When asked about creative influences, Susan cites print maker Gerald Kruse. “He taught me the beauty of line and the importance of composition. But the most important thing he taught me was to create what I know and what I believe.” While completing her education and in her career afterwards, she has participated in several solo exhibitions and won numerous awards. Her work can be found in private, civic, and corporate collections including the South Dakota Memorial Art Center, the Nobles County Art Center in Worthington, Minnesota, and in Donald Trump’s Taj Mahal in Atlantic City, New Jersey. Susan moved from the heartland of America to the center of the Western Desert in Phoenix, Arizona. “They don’t ride horses to work, but there are bridle paths through the city, and back streets that lead to the nearby desert preserves, and the Arabian horse world revolves around Scottsdale. It’s been an inspiration to be so connected to nature and around such beautiful horses.”

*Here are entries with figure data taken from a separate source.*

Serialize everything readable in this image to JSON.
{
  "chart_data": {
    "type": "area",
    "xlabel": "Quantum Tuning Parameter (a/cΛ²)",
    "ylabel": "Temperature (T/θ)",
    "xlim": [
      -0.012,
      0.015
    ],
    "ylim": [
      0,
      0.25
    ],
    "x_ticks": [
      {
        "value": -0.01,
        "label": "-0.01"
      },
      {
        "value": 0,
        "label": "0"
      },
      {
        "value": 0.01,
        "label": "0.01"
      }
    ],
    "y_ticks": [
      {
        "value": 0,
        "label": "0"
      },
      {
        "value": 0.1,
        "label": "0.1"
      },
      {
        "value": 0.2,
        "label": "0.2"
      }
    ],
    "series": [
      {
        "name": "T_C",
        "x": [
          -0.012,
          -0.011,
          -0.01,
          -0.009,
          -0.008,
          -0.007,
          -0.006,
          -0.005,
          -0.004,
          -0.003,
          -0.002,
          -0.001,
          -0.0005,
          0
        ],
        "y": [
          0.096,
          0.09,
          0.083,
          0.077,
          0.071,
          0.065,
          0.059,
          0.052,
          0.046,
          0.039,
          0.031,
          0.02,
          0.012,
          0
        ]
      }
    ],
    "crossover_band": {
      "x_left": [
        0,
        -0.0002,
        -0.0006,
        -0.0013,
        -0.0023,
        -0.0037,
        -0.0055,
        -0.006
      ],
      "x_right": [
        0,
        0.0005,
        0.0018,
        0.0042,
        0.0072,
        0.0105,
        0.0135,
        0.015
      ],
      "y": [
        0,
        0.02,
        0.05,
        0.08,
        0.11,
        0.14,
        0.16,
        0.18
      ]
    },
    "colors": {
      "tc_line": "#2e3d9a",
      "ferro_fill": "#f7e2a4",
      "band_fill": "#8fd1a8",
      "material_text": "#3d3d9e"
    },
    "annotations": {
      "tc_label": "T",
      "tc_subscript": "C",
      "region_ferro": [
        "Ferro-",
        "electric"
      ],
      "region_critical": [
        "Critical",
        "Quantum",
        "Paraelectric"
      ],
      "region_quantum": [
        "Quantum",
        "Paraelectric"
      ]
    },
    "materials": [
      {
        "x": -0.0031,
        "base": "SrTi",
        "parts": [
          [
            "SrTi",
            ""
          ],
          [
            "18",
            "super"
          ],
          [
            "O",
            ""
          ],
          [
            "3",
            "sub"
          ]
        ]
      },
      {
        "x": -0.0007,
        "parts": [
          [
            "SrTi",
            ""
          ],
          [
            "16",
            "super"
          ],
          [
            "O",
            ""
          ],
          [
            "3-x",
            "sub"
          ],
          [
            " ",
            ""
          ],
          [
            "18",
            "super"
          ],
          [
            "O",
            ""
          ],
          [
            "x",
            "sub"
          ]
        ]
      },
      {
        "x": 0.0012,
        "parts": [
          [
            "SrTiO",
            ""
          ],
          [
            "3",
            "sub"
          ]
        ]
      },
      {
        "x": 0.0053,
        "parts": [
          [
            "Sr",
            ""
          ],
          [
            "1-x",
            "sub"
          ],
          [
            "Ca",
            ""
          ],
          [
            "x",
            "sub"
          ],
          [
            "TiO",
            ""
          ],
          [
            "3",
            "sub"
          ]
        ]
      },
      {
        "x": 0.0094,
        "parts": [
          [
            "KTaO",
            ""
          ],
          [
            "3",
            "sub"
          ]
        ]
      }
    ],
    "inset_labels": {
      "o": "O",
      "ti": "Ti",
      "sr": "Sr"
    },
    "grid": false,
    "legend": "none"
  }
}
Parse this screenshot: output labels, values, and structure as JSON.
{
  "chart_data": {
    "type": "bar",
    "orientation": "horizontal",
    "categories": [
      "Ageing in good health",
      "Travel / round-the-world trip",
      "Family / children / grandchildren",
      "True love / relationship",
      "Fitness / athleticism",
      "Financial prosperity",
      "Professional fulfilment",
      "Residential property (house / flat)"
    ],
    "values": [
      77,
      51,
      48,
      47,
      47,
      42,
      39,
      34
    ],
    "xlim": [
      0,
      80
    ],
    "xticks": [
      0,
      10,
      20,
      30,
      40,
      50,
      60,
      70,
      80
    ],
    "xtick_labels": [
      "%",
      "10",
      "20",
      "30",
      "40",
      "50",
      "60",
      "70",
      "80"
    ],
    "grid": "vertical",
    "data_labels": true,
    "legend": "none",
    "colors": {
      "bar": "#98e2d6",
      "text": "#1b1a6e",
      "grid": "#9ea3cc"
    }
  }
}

Susan’s primary source of inspiration is derived from the world of nature that surrounds her. It is natural that her work has taken on aspects of her newest influences. Susan now incorporates natural wood veneers and handmade papers into her work. Her love of the outdoors is evident in her color palette, a mix of warm neutrals with splashes of blues and greens. While she is constantly exploring new mediums, it is her affection for nature that is the driving force behind her work.